A US Army vessel carrying equipment for building a temporary pier in Gaza was on its way to the Mediterranean yesterday, three days after US President Joe Biden announced plans to ramp up aid deliveries by sea to the besieged enclave where hundreds of thousands of Palestinians have been going hungry.
The opening of the sea corridor, along with airdrops by the US, Jordan and others, showed increasing alarm over Gaza’s humanitarian crisis and a new willingness to bypass Israeli control over land shipments.
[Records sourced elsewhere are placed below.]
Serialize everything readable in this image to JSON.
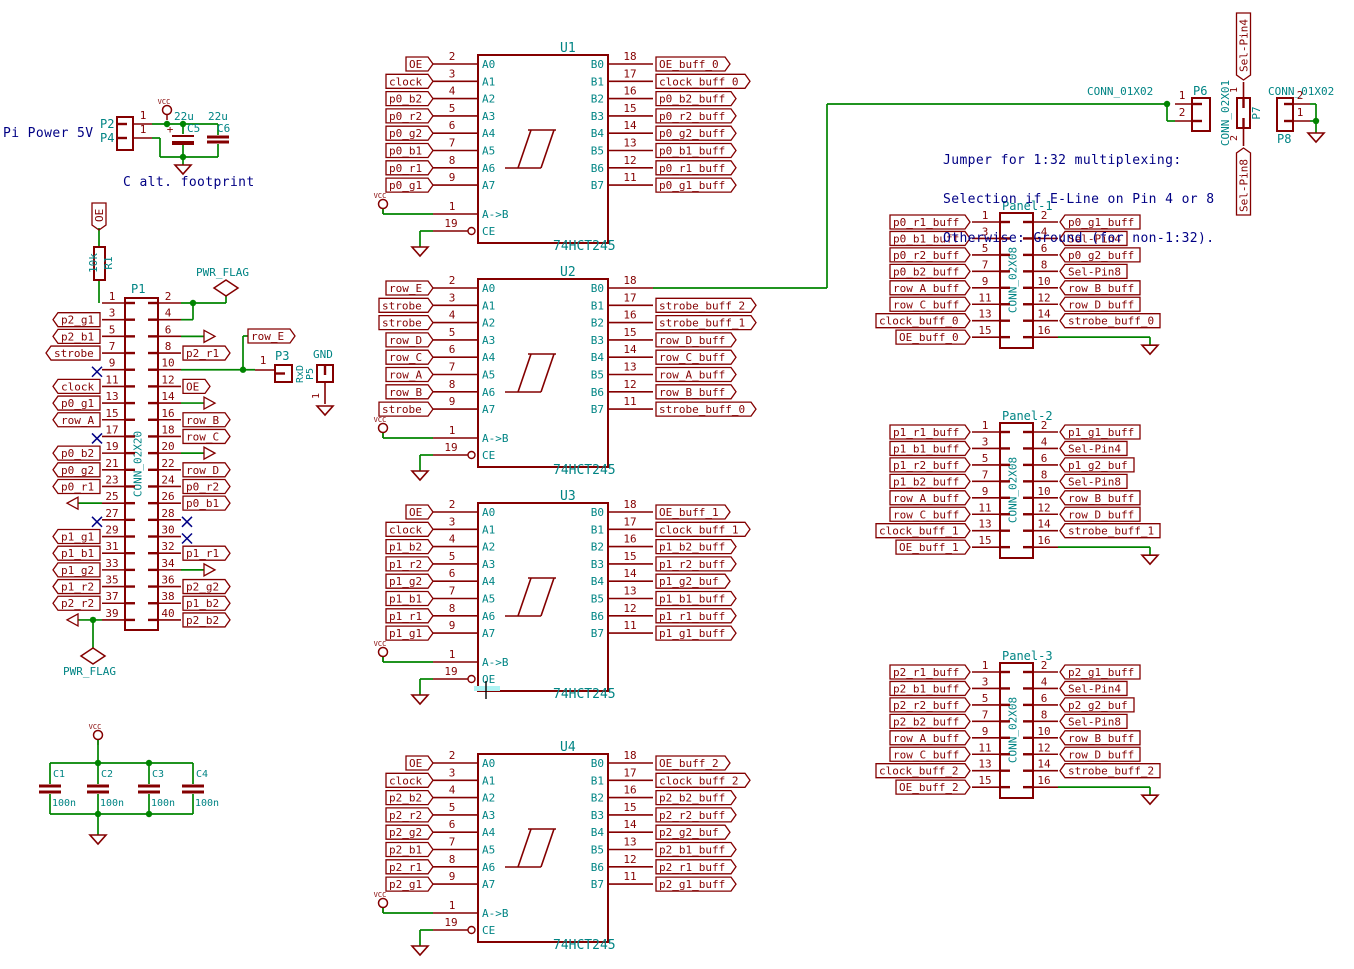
{
  "colors": {
    "symbol": "#840000",
    "wire": "#008400",
    "ref": "#008484",
    "note": "#000084",
    "nc": "#000084",
    "highlight": "#aef3f3",
    "background": "#ffffff"
  },
  "notes": {
    "pi_power": "Pi Power 5V",
    "c_alt_footprint": "C alt. footprint",
    "jumper_note": [
      "Jumper for 1:32 multiplexing:",
      "Selection if E-Line on Pin 4 or 8",
      "Otherwise: Ground (for non-1:32)."
    ]
  },
  "power_symbols": {
    "vcc": "VCC",
    "gnd_text": "GND",
    "pwr_flag": "PWR_FLAG"
  },
  "top_left": {
    "p2": {
      "ref": "P2",
      "pin": "1"
    },
    "p4": {
      "ref": "P4",
      "pin": "1"
    },
    "c5": {
      "ref": "C5",
      "value": "22u",
      "polarity": "+"
    },
    "c6": {
      "ref": "C6",
      "value": "22u"
    }
  },
  "decoupling_caps": [
    {
      "ref": "C1",
      "value": "100n"
    },
    {
      "ref": "C2",
      "value": "100n"
    },
    {
      "ref": "C3",
      "value": "100n"
    },
    {
      "ref": "C4",
      "value": "100n"
    }
  ],
  "r1": {
    "ref": "R1",
    "value": "10k",
    "net_label": "OE"
  },
  "p1": {
    "ref": "P1",
    "value": "CONN_02X20",
    "row_e_label": "row_E",
    "left_pins": [
      {
        "num": "1",
        "type": "plain"
      },
      {
        "num": "3",
        "type": "label",
        "label": "p2_g1"
      },
      {
        "num": "5",
        "type": "label",
        "label": "p2_b1"
      },
      {
        "num": "7",
        "type": "label",
        "label": "strobe"
      },
      {
        "num": "9",
        "type": "nc"
      },
      {
        "num": "11",
        "type": "label",
        "label": "clock"
      },
      {
        "num": "13",
        "type": "label",
        "label": "p0_g1"
      },
      {
        "num": "15",
        "type": "label",
        "label": "row_A"
      },
      {
        "num": "17",
        "type": "nc"
      },
      {
        "num": "19",
        "type": "label",
        "label": "p0_b2"
      },
      {
        "num": "21",
        "type": "label",
        "label": "p0_g2"
      },
      {
        "num": "23",
        "type": "label",
        "label": "p0_r1"
      },
      {
        "num": "25",
        "type": "arrow"
      },
      {
        "num": "27",
        "type": "nc"
      },
      {
        "num": "29",
        "type": "label",
        "label": "p1_g1"
      },
      {
        "num": "31",
        "type": "label",
        "label": "p1_b1"
      },
      {
        "num": "33",
        "type": "label",
        "label": "p1_g2"
      },
      {
        "num": "35",
        "type": "label",
        "label": "p1_r2"
      },
      {
        "num": "37",
        "type": "label",
        "label": "p2_r2"
      },
      {
        "num": "39",
        "type": "arrow_pwr"
      }
    ],
    "right_pins": [
      {
        "num": "2",
        "type": "pwr_junction"
      },
      {
        "num": "4",
        "type": "pwr_drop"
      },
      {
        "num": "6",
        "type": "arrow"
      },
      {
        "num": "8",
        "type": "label",
        "label": "p2_r1"
      },
      {
        "num": "10",
        "type": "rowe_p3"
      },
      {
        "num": "12",
        "type": "label",
        "label": "OE"
      },
      {
        "num": "14",
        "type": "arrow"
      },
      {
        "num": "16",
        "type": "label",
        "label": "row_B"
      },
      {
        "num": "18",
        "type": "label",
        "label": "row_C"
      },
      {
        "num": "20",
        "type": "arrow"
      },
      {
        "num": "22",
        "type": "label",
        "label": "row_D"
      },
      {
        "num": "24",
        "type": "label",
        "label": "p0_r2"
      },
      {
        "num": "26",
        "type": "label",
        "label": "p0_b1"
      },
      {
        "num": "28",
        "type": "nc"
      },
      {
        "num": "30",
        "type": "nc"
      },
      {
        "num": "32",
        "type": "label",
        "label": "p1_r1"
      },
      {
        "num": "34",
        "type": "arrow"
      },
      {
        "num": "36",
        "type": "label",
        "label": "p2_g2"
      },
      {
        "num": "38",
        "type": "label",
        "label": "p1_b2"
      },
      {
        "num": "40",
        "type": "label",
        "label": "p2_b2"
      }
    ]
  },
  "p3_group": {
    "p3_ref": "P3",
    "p3_pin": "1",
    "rot_value": "RxD",
    "rot_ref": "P5",
    "gnd_text": "GND",
    "gnd_pin": "1"
  },
  "ics": [
    {
      "ref": "U1",
      "value": "74HCT245",
      "pin1": "1",
      "ab": "A->B",
      "pin19": "19",
      "ce": "CE",
      "left": [
        {
          "pin": "2",
          "name": "A0",
          "label": "OE"
        },
        {
          "pin": "3",
          "name": "A1",
          "label": "clock"
        },
        {
          "pin": "4",
          "name": "A2",
          "label": "p0_b2"
        },
        {
          "pin": "5",
          "name": "A3",
          "label": "p0_r2"
        },
        {
          "pin": "6",
          "name": "A4",
          "label": "p0_g2"
        },
        {
          "pin": "7",
          "name": "A5",
          "label": "p0_b1"
        },
        {
          "pin": "8",
          "name": "A6",
          "label": "p0_r1"
        },
        {
          "pin": "9",
          "name": "A7",
          "label": "p0_g1"
        }
      ],
      "right": [
        {
          "pin": "18",
          "name": "B0",
          "label": "OE_buff_0"
        },
        {
          "pin": "17",
          "name": "B1",
          "label": "clock_buff_0"
        },
        {
          "pin": "16",
          "name": "B2",
          "label": "p0_b2_buff"
        },
        {
          "pin": "15",
          "name": "B3",
          "label": "p0_r2_buff"
        },
        {
          "pin": "14",
          "name": "B4",
          "label": "p0_g2_buff"
        },
        {
          "pin": "13",
          "name": "B5",
          "label": "p0_b1_buff"
        },
        {
          "pin": "12",
          "name": "B6",
          "label": "p0_r1_buff"
        },
        {
          "pin": "11",
          "name": "B7",
          "label": "p0_g1_buff"
        }
      ]
    },
    {
      "ref": "U2",
      "value": "74HCT245",
      "pin1": "1",
      "ab": "A->B",
      "pin19": "19",
      "ce": "CE",
      "left": [
        {
          "pin": "2",
          "name": "A0",
          "label": "row_E"
        },
        {
          "pin": "3",
          "name": "A1",
          "label": "strobe"
        },
        {
          "pin": "4",
          "name": "A2",
          "label": "strobe"
        },
        {
          "pin": "5",
          "name": "A3",
          "label": "row_D"
        },
        {
          "pin": "6",
          "name": "A4",
          "label": "row_C"
        },
        {
          "pin": "7",
          "name": "A5",
          "label": "row_A"
        },
        {
          "pin": "8",
          "name": "A6",
          "label": "row_B"
        },
        {
          "pin": "9",
          "name": "A7",
          "label": "strobe"
        }
      ],
      "right": [
        {
          "pin": "18",
          "name": "B0",
          "label": ""
        },
        {
          "pin": "17",
          "name": "B1",
          "label": "strobe_buff_2"
        },
        {
          "pin": "16",
          "name": "B2",
          "label": "strobe_buff_1"
        },
        {
          "pin": "15",
          "name": "B3",
          "label": "row_D_buff"
        },
        {
          "pin": "14",
          "name": "B4",
          "label": "row_C_buff"
        },
        {
          "pin": "13",
          "name": "B5",
          "label": "row_A_buff"
        },
        {
          "pin": "12",
          "name": "B6",
          "label": "row_B_buff"
        },
        {
          "pin": "11",
          "name": "B7",
          "label": "strobe_buff_0"
        }
      ]
    },
    {
      "ref": "U3",
      "value": "74HCT245",
      "pin1": "1",
      "ab": "A->B",
      "pin19": "19",
      "ce": "OE",
      "left": [
        {
          "pin": "2",
          "name": "A0",
          "label": "OE"
        },
        {
          "pin": "3",
          "name": "A1",
          "label": "clock"
        },
        {
          "pin": "4",
          "name": "A2",
          "label": "p1_b2"
        },
        {
          "pin": "5",
          "name": "A3",
          "label": "p1_r2"
        },
        {
          "pin": "6",
          "name": "A4",
          "label": "p1_g2"
        },
        {
          "pin": "7",
          "name": "A5",
          "label": "p1_b1"
        },
        {
          "pin": "8",
          "name": "A6",
          "label": "p1_r1"
        },
        {
          "pin": "9",
          "name": "A7",
          "label": "p1_g1"
        }
      ],
      "right": [
        {
          "pin": "18",
          "name": "B0",
          "label": "OE_buff_1"
        },
        {
          "pin": "17",
          "name": "B1",
          "label": "clock_buff_1"
        },
        {
          "pin": "16",
          "name": "B2",
          "label": "p1_b2_buff"
        },
        {
          "pin": "15",
          "name": "B3",
          "label": "p1_r2_buff"
        },
        {
          "pin": "14",
          "name": "B4",
          "label": "p1_g2_buf"
        },
        {
          "pin": "13",
          "name": "B5",
          "label": "p1_b1_buff"
        },
        {
          "pin": "12",
          "name": "B6",
          "label": "p1_r1_buff"
        },
        {
          "pin": "11",
          "name": "B7",
          "label": "p1_g1_buff"
        }
      ]
    },
    {
      "ref": "U4",
      "value": "74HCT245",
      "pin1": "1",
      "ab": "A->B",
      "pin19": "19",
      "ce": "CE",
      "left": [
        {
          "pin": "2",
          "name": "A0",
          "label": "OE"
        },
        {
          "pin": "3",
          "name": "A1",
          "label": "clock"
        },
        {
          "pin": "4",
          "name": "A2",
          "label": "p2_b2"
        },
        {
          "pin": "5",
          "name": "A3",
          "label": "p2_r2"
        },
        {
          "pin": "6",
          "name": "A4",
          "label": "p2_g2"
        },
        {
          "pin": "7",
          "name": "A5",
          "label": "p2_b1"
        },
        {
          "pin": "8",
          "name": "A6",
          "label": "p2_r1"
        },
        {
          "pin": "9",
          "name": "A7",
          "label": "p2_g1"
        }
      ],
      "right": [
        {
          "pin": "18",
          "name": "B0",
          "label": "OE_buff_2"
        },
        {
          "pin": "17",
          "name": "B1",
          "label": "clock_buff_2"
        },
        {
          "pin": "16",
          "name": "B2",
          "label": "p2_b2_buff"
        },
        {
          "pin": "15",
          "name": "B3",
          "label": "p2_r2_buff"
        },
        {
          "pin": "14",
          "name": "B4",
          "label": "p2_g2_buf"
        },
        {
          "pin": "13",
          "name": "B5",
          "label": "p2_b1_buff"
        },
        {
          "pin": "12",
          "name": "B6",
          "label": "p2_r1_buff"
        },
        {
          "pin": "11",
          "name": "B7",
          "label": "p2_g1_buff"
        }
      ]
    }
  ],
  "u3_edit_artifact": {
    "text": "OE"
  },
  "panels": [
    {
      "ref": "Panel-1",
      "value": "CONN_02X08",
      "left": [
        {
          "pin": "1",
          "label": "p0_r1_buff"
        },
        {
          "pin": "3",
          "label": "p0_b1_buff"
        },
        {
          "pin": "5",
          "label": "p0_r2_buff"
        },
        {
          "pin": "7",
          "label": "p0_b2_buff"
        },
        {
          "pin": "9",
          "label": "row_A_buff"
        },
        {
          "pin": "11",
          "label": "row_C_buff"
        },
        {
          "pin": "13",
          "label": "clock_buff_0"
        },
        {
          "pin": "15",
          "label": "OE_buff_0"
        }
      ],
      "right": [
        {
          "pin": "2",
          "label": "p0_g1_buff"
        },
        {
          "pin": "4",
          "label": "Sel-Pin4"
        },
        {
          "pin": "6",
          "label": "p0_g2_buff"
        },
        {
          "pin": "8",
          "label": "Sel-Pin8"
        },
        {
          "pin": "10",
          "label": "row_B_buff"
        },
        {
          "pin": "12",
          "label": "row_D_buff"
        },
        {
          "pin": "14",
          "label": "strobe_buff_0"
        },
        {
          "pin": "16",
          "label": ""
        }
      ]
    },
    {
      "ref": "Panel-2",
      "value": "CONN_02X08",
      "left": [
        {
          "pin": "1",
          "label": "p1_r1_buff"
        },
        {
          "pin": "3",
          "label": "p1_b1_buff"
        },
        {
          "pin": "5",
          "label": "p1_r2_buff"
        },
        {
          "pin": "7",
          "label": "p1_b2_buff"
        },
        {
          "pin": "9",
          "label": "row_A_buff"
        },
        {
          "pin": "11",
          "label": "row_C_buff"
        },
        {
          "pin": "13",
          "label": "clock_buff_1"
        },
        {
          "pin": "15",
          "label": "OE_buff_1"
        }
      ],
      "right": [
        {
          "pin": "2",
          "label": "p1_g1_buff"
        },
        {
          "pin": "4",
          "label": "Sel-Pin4"
        },
        {
          "pin": "6",
          "label": "p1_g2_buf"
        },
        {
          "pin": "8",
          "label": "Sel-Pin8"
        },
        {
          "pin": "10",
          "label": "row_B_buff"
        },
        {
          "pin": "12",
          "label": "row_D_buff"
        },
        {
          "pin": "14",
          "label": "strobe_buff_1"
        },
        {
          "pin": "16",
          "label": ""
        }
      ]
    },
    {
      "ref": "Panel-3",
      "value": "CONN_02X08",
      "left": [
        {
          "pin": "1",
          "label": "p2_r1_buff"
        },
        {
          "pin": "3",
          "label": "p2_b1_buff"
        },
        {
          "pin": "5",
          "label": "p2_r2_buff"
        },
        {
          "pin": "7",
          "label": "p2_b2_buff"
        },
        {
          "pin": "9",
          "label": "row_A_buff"
        },
        {
          "pin": "11",
          "label": "row_C_buff"
        },
        {
          "pin": "13",
          "label": "clock_buff_2"
        },
        {
          "pin": "15",
          "label": "OE_buff_2"
        }
      ],
      "right": [
        {
          "pin": "2",
          "label": "p2_g1_buff"
        },
        {
          "pin": "4",
          "label": "Sel-Pin4"
        },
        {
          "pin": "6",
          "label": "p2_g2_buf"
        },
        {
          "pin": "8",
          "label": "Sel-Pin8"
        },
        {
          "pin": "10",
          "label": "row_B_buff"
        },
        {
          "pin": "12",
          "label": "row_D_buff"
        },
        {
          "pin": "14",
          "label": "strobe_buff_2"
        },
        {
          "pin": "16",
          "label": ""
        }
      ]
    }
  ],
  "top_right": {
    "p6": {
      "ref": "P6",
      "value": "CONN_01X02",
      "pins": [
        "1",
        "2"
      ]
    },
    "p7": {
      "ref": "P7",
      "value": "CONN_02X01",
      "pins": [
        "1",
        "2"
      ],
      "label_top": "Sel-Pin4",
      "label_bottom": "Sel-Pin8"
    },
    "p8": {
      "ref": "P8",
      "value": "CONN_01X02",
      "pins": [
        "2",
        "1"
      ]
    }
  }
}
Israel said it welcomed the sea deliveries and would inspect Gaza-bound cargo before it leaves a staging area in nearby Cyprus. The daily number of aid trucks entering Gaza by land over the past five months has been far below the 500 that entered before the war because of Israeli restrictions and security issues.
Photo: EPA-EFE
Biden has stepped up his public criticism of Israeli Prime Minister Benjamin Netanyahu, saying he believes Netanyahu is “hurting Israel more than helping Israel” in how he is approaching its war against Hamas in Gaza, now in its sixth month.
Speaking Saturday to MSNBC’s Jonathan Capehart, the president expressed support for Israel’s right to pursue Hamas after the militants’ attack on southern Israel on Oct. 7 last year, but said that Netanyahu “must pay more attention to the innocent lives being lost as a consequence of the actions taken.”
“You cannot have 30,000 more Palestinians dead,” he added.
Photo: US Central Command via X / handout via Reuters
In Gaza, Palestinian casualties continued to rise.
At least nine Palestinians, including children, were killed in an Israeli airstrike on a house in Gaza City late on Saturday, Palestinian Civil Defense said.
Footage shared by the agency showed first responders pulling out the dead and injured trapped in the collapsed house. One rescuer was seen holding a dead infant, before placing the limp body on a sofa amid the wreckage.
Elsewhere, the bodies of 15 people, including women and children, were taken to the main hospital in the central town of Deir al-Balah yesterday, an Associated Press journalist said.
Relatives said they were killed by Israeli artillery fire toward a large tent camp for displaced Palestinians in the coastal area east of the southern city of Khan Younis.
The Hamas-run health ministry yesterday said that at least 31,045 Palestinians have been killed since the war began.